Parallelize split-child report + artifact downloads¶

Motivation¶

Two split-merge code paths were strictly sequential:

_load_split_child_merge_reports — 1 HTTPS RTT per child to fetch the tiny merge-report.json. A 100-shard split paid 100 sequential round trips before the parent merge could even start aggregating.
_verify_split_child_result_artifacts — 1 _result_blob_map call per child (which itself does a list_blobs(prefix=child/)). Same N×RTT shape blocking the finalize task.

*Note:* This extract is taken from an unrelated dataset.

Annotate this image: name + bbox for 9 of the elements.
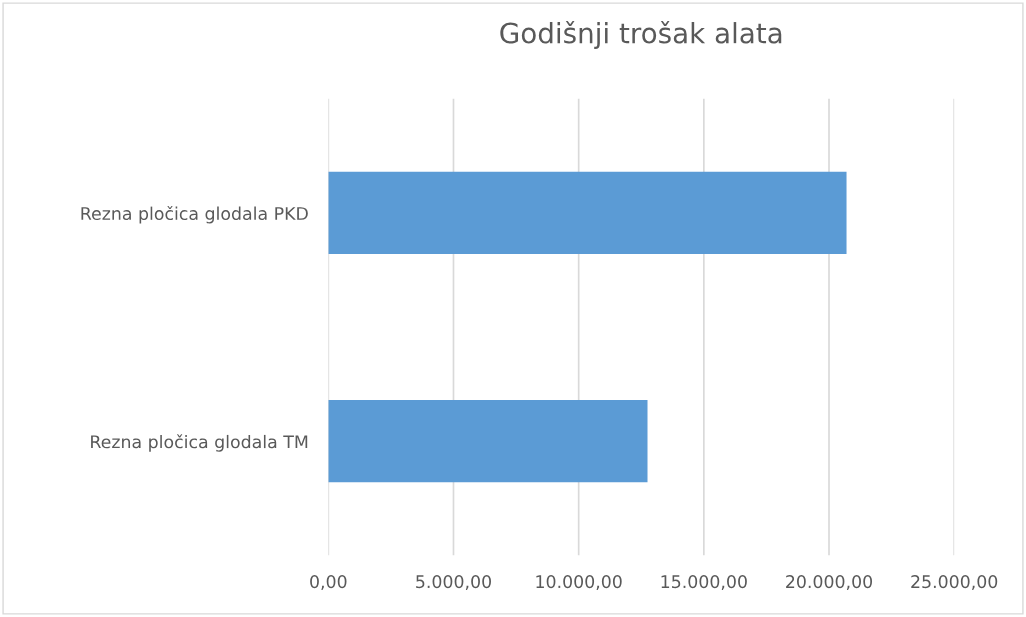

Total: a 100-shard parent merge wasted ~200 sequential HTTPS round trips before any productive work happened.

User-facing change¶

None semantically — same dicts returned in the same input order. Latency on the parent merge step drops to roughly the slowest single child report read + slowest single list call (×4 concurrency bucket).

API / IaC diff¶

api/tasks/blast/split_pipeline.py
_load_split_child_merge_reports now fans out via ThreadPoolExecutor(max_workers=min(4, len(children))) and uses pool.map so the returned list keeps input order. Concurrency cap matches the existing stream_blob_bytes 4-permit budget so we do not exceed the BlobServiceClient pool.
_verify_split_child_result_artifacts keeps the upfront "not-completed → ValueError" validation sequential, then probes every child's blob map in parallel through the same fan-out shape. Missing-artifact aggregation stays sequential since it only walks the already-materialized status dicts.

Validation¶

uv run pytest -q api/tests/test_blast_tasks.py — 120 passed (XML + tabular merge + verify_split_child_result_artifacts cases unchanged).
uv run ruff check api/tasks/blast/split_pipeline.py — clean.